Рагнвальд кивнул и пошел к двери. По пути он чуть не споткнулся о торчащую из земляного пола рукоять.
* * *
Подкреплений не было. Ярослав на них и не рассчитывал так скоро. Гонец доложил, что Святополк переправляет часть войска через Днепр всего в трех аржах к югу, намереваясь, очевидно, заступить на юго-западный хувудваг. Ярослав и Жискар забрались на стену детинца. Да, перемещения на юге действительно имели место.
— Запереть, что ли, ворота? — размышлял Ярослав вслух. — А, Жискар? Выстоим до прибытия подкреплений?
— Большой город какой, — сказал Жискар рассеянно. — Красивый… Есть красивые женщины… А городскую стену нужно строить из камня.
— Да, — согласился Ярослав. — Именно. Что ж, посылай биричей, пусть собирают народ на торге.
— На торге? — удивился Жискар. — Что есть торг?
— Foire, — объяснил Ярослав. — Э… Le… la?… marché.
— О! Это который внизу?
— Да, на Подоле. Иди, иди. Через два часа чтоб все собрались. Сколько тут жителей? Тысяч семьдесят, восемьдесят. Поместятся.
* * *
Морковник Грыжа, живший неподалеку от Подола и услышавший от сиплого бирича, что князь будет нынче же говорить на торге, вернулся в дом, съел обед, без излишней жестокости побил жену, приговаривая «А вареники-то перепрели, хорла, перепрели вареники-то», умылся наскоро и проследовал на торг. Народу там оказалось ужас сколько, и Грыже, человеку в принципе не злому, но увлекающемуся, пришлось действовать плечами, локтями, и даже коленями, чтобы пробить себе путь в первые ряды. Удивительно, как в городе умещается столько разного народу, думал Грыжа, придерживая рукой кошель в кармане портов, чтобы не схвитили. И все разные. Вот стоят сынки боляр, держат в руках пучки укропа — это чтобы досадить новым властям, мол, вот при Добрыне, отце народном, было замечательно, а теперь вон чего. Вот просто тупые ремесленники. Вот старики и старухи, им близко не подойти, они немощны. Вон священники в длинном. Вон купцы. Как много всяких. Вон холопы. Да. А вот и князь. Ишь как едет на коне, с ратниками. Интересно, слезет он с коня, перед тем, как говорить, или нет? Грыжа тронул за плечо стоящего рядом ремесленника.

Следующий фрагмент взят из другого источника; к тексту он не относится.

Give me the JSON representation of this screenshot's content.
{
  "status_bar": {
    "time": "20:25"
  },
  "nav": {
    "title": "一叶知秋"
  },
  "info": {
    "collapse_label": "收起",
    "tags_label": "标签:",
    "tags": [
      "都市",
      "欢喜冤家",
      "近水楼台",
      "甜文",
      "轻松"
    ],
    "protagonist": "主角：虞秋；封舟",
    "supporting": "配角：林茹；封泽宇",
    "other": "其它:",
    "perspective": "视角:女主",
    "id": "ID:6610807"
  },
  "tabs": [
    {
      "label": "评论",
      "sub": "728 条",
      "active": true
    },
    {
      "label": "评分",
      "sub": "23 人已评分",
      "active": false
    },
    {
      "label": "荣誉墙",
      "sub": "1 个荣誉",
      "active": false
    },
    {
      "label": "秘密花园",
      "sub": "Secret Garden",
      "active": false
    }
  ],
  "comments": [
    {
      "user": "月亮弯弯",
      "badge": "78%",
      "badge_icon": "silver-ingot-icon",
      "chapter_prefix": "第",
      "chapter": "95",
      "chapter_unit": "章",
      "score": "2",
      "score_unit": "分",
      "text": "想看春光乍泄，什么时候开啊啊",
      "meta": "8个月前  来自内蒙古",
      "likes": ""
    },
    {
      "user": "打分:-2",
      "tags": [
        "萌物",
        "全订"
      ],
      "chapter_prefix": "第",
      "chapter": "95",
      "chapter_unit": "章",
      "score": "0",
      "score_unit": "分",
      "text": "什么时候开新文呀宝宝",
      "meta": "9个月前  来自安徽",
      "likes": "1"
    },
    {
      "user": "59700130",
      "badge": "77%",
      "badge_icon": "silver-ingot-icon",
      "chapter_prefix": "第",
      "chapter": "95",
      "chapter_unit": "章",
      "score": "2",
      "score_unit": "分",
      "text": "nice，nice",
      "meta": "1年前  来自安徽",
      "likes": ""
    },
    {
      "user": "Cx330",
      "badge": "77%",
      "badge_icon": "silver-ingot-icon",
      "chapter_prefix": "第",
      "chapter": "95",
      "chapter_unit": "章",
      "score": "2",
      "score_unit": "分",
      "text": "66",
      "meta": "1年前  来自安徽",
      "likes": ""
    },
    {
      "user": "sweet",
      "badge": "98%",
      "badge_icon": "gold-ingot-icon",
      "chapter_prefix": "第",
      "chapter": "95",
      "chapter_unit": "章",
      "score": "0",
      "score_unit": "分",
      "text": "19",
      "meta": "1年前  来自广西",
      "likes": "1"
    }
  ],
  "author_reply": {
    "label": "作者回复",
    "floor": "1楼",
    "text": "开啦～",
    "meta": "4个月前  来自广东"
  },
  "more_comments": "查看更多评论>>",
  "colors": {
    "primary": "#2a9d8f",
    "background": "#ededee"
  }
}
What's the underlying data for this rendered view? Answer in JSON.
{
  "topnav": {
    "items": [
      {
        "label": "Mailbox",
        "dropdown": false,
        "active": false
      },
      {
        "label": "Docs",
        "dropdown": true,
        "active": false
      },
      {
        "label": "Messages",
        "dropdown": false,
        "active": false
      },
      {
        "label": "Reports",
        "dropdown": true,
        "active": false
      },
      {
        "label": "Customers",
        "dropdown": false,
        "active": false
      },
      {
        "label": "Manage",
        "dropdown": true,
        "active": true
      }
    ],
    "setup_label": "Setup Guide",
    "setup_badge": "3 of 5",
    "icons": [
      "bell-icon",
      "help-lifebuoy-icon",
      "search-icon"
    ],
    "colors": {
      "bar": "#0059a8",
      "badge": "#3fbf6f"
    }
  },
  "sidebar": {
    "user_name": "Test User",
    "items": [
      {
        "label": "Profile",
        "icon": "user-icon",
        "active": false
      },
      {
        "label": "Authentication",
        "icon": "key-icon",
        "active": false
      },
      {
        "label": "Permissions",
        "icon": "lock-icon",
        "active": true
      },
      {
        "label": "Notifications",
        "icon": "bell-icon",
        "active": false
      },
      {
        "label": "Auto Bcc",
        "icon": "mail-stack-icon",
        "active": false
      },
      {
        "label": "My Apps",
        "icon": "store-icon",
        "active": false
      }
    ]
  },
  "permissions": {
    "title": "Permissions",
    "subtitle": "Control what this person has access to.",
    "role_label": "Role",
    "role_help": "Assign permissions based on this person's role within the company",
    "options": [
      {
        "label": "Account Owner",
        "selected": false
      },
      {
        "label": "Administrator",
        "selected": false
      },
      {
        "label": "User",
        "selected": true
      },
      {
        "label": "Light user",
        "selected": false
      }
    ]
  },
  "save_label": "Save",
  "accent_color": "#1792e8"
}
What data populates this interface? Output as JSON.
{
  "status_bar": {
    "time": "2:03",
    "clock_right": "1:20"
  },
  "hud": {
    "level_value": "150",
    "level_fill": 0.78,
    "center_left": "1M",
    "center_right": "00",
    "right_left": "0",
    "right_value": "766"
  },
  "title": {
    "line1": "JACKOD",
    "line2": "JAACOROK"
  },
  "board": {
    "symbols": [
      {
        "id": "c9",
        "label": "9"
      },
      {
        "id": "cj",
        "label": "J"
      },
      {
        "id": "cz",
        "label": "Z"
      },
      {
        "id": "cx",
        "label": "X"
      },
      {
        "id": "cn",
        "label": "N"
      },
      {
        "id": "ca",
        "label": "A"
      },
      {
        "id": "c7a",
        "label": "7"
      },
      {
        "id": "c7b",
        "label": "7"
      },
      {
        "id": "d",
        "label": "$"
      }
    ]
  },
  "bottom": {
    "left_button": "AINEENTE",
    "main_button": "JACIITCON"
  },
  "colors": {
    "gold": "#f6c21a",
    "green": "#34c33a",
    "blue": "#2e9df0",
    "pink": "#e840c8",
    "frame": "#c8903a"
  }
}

— Три медяка закладываю, братец, что князь не слезет с коня.
— Пес ети твою мать, — взволновался ремесленник. — Напугал! Чего ему слезать?
— На ногах-то говорить удобнее.
— Это тебе удобнее, потому у тебя коня нет.
— Люди добрые, киевляне, дети мои! — крикнул князь и спрыгнул на землю.
— Видишь? — сказал Грыжа.
— Так он сначала заговорил, а только потом слез.
— Нет, ты проиграл.
— Нет, не проиграл.
— Три медяка проиграл.
— Мы не договаривались.
— Нет, договаривались.
Кругом заинтересовались спором.
— Дети мои, — сказал Ярослав. — Сюда идет Святополк с тысячами воинов. Город не удержать, да и не хочу я, чтобы жители Киева гибли понапрасну. Мы уйдем. Мы дадим Святополку бой, но не в Киеве. Киев слишком хорош для этого. Дети мои, оставляю я вам киевскую казну нетронутой, дабы не наложил на вас Святополк дань непосильную, найдя ее пустой.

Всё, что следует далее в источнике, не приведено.